The Lake District is the UK’s most visited National Park and one of the country’s top tourist attractions. Its popularity is partly thanks to celebrated writer Beatrix Potter – though perhaps not in the way you might think.
Beatrix Potter was born in London in 1866 and first visited the Lake District at the age of 16. After many family holidays in the area, she bought a little farm in Near Sawrey called Hill Top, setting many of her books in and around the property. She subsequently married a local solicitor, William Heelis, and continued to live in her beloved Lake District until her death in 1943.
Today, Beatrix Potter’s books are read around the world and every year hundreds of thousands of fans come in search of Peter Rabbit and his friends, driving a lucrative cottage industry. Hill Top, run by the National Trust, is open to the public and William Heelis’s former office is now the Beatrix Potter Gallery, also run by the National Trust.
But that is only part of Beatrix Potter’s legacy.
After moving to Hill Top, Potter developed an interest in conserving the area’s unique landscape, supporting the efforts of the National Trust. Encouraged by her long-time friend Canon Hardwicke Rawnsley, a founder of the NT, she and Heelis bought and managed many local fell farms, including Troutbeck Park, a 1,900-acre farm under threat of development (she used Troutbeck Park as a setting for The Fairy Caravan). Potter also helped to improve rural living and local health care, opposed hydroplanes on Lake Windermere and became a prize-winning breeder of native Herdwick sheep (she became the first female president of the Herdwick Sheep Breeders' Association which celebrates its centenary this year).
When she died, Beatrix Potter left 4,000 acres of land to the National Trust, as well as 14 farms which she stipulated should all continue to graze Herdwicks. The Trust has continued Potter’s conservation work and now owns 91 hill farms in the area, most with mainly Herdwick flocks.

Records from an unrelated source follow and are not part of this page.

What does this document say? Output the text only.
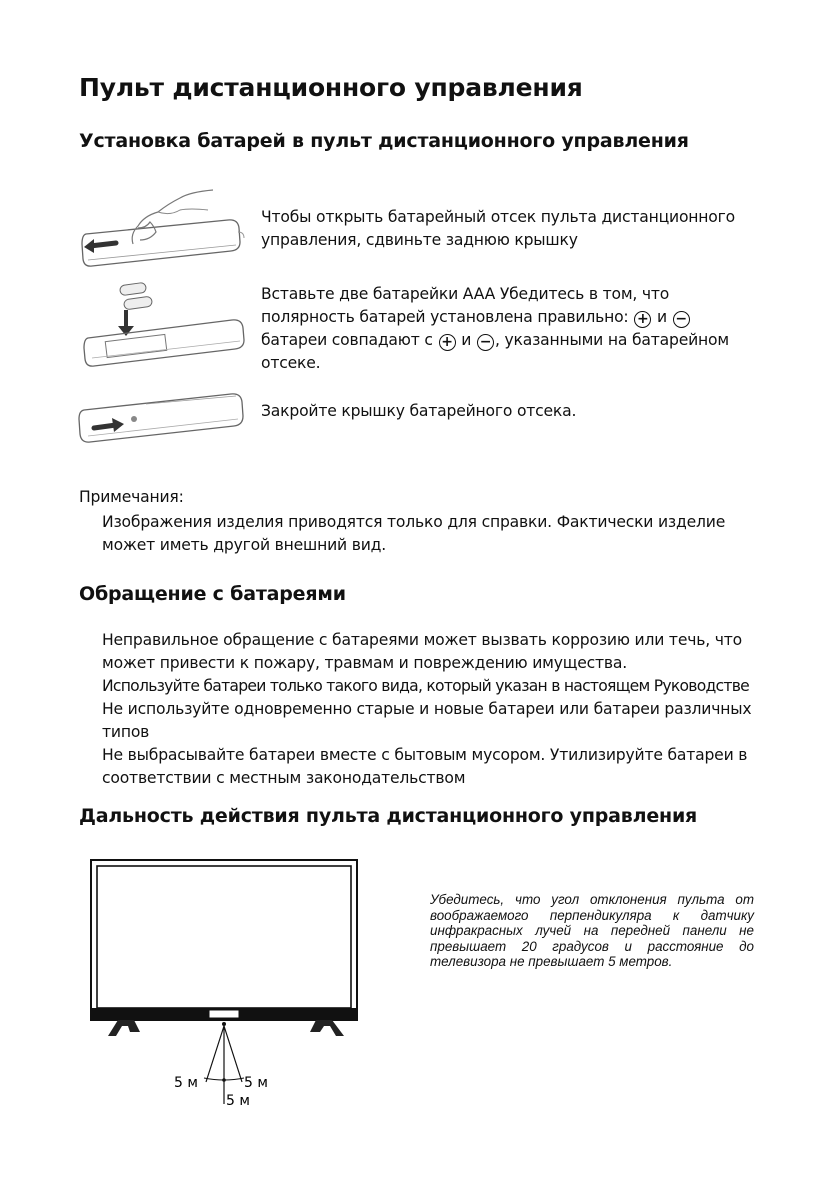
Пульт дистанционного управления
Установка батарей в пульт дистанционного управления
Чтобы открыть батарейный отсек пульта дистанционного управления, сдвиньте заднюю крышку
Вставьте две батарейки AAA Убедитесь в том, что полярность батарей установлена правильно: + и − батареи совпадают с + и − , указанными на батарейном отсеке.
Закройте крышку батарейного отсека.
Примечания:
Изображения изделия приводятся только для справки. Фактически изделие может иметь другой внешний вид.
Обращение с батареями
Неправильное обращение с батареями может вызвать коррозию или течь, что может привести к пожару, травмам и повреждению имущества.
Используйте батареи только такого вида, который указан в настоящем Руководстве
Не используйте одновременно старые и новые батареи или батареи различных типов
Не выбрасывайте батареи вместе с бытовым мусором. Утилизируйте батареи в соответствии с местным законодательством
Дальность действия пульта дистанционного управления
5 м	5 м
5 м
Убедитесь, что угол отклонения пульта от воображаемого перпендикуляра к датчику инфракрасных лучей на передней панели не превышает 20 градусов и расстояние до телевизора не превышает 5 метров.
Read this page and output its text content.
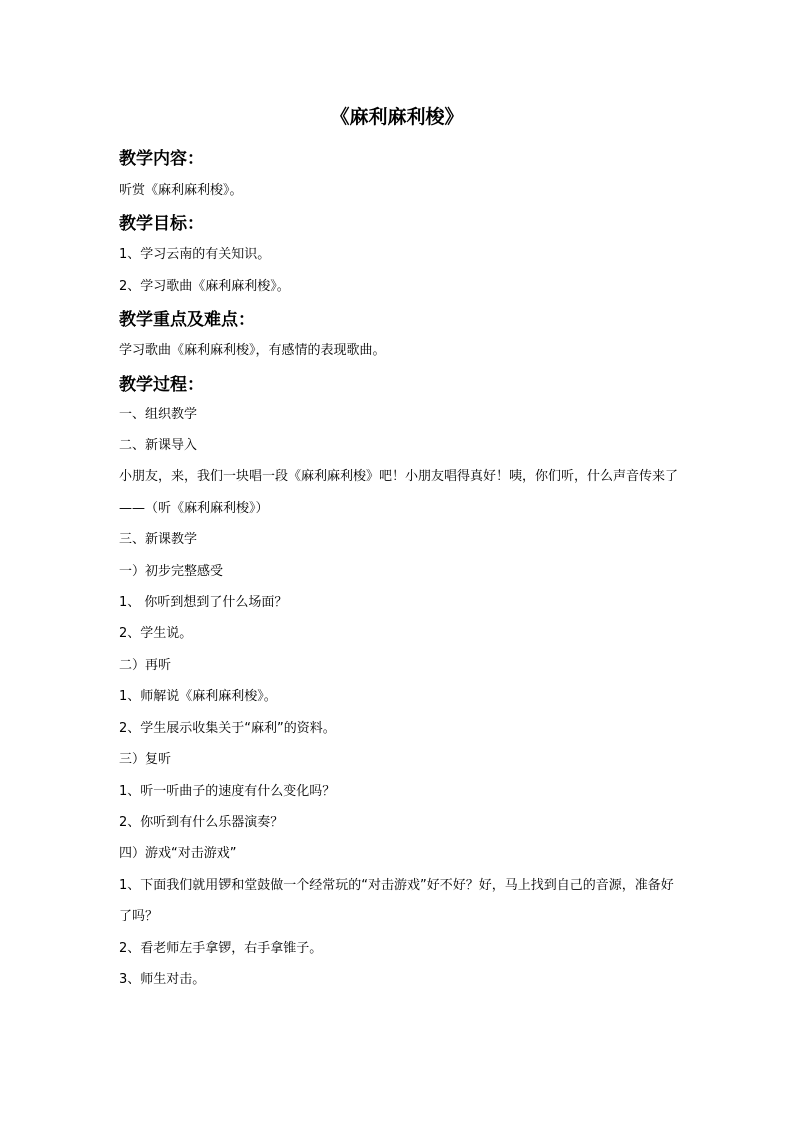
《麻利麻利梭》

教学内容：

听赏《麻利麻利梭》。

教学目标：

1、学习云南的有关知识。

2、学习歌曲《麻利麻利梭》。

教学重点及难点：

学习歌曲《麻利麻利梭》，有感情的表现歌曲。

教学过程：

一、组织教学

二、新课导入

小朋友，来，我们一块唱一段《麻利麻利梭》吧！小朋友唱得真好！咦，你们听，什么声音传来了——（听《麻利麻利梭》）

三、新课教学

一）初步完整感受

1、 你听到想到了什么场面？

2、学生说。

二）再听

1、师解说《麻利麻利梭》。

2、学生展示收集关于“麻利”的资料。

三）复听

1、听一听曲子的速度有什么变化吗？

2、你听到有什么乐器演奏？

四）游戏“对击游戏”

1、下面我们就用锣和堂鼓做一个经常玩的“对击游戏”好不好？好，马上找到自己的音源，准备好了吗？

2、看老师左手拿锣，右手拿锥子。

3、师生对击。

Without Beatrix Potter’s practical and tireless support, it’s doubtful whether the Lake District would have remained the place of spectacular beauty it is today; somewhere described by Wordsworth as ‘a sort of national property in which every man has a right and interest who has an eye to perceive and a heart to enjoy’, and a landscape which inspired the stories so loved by generations of children.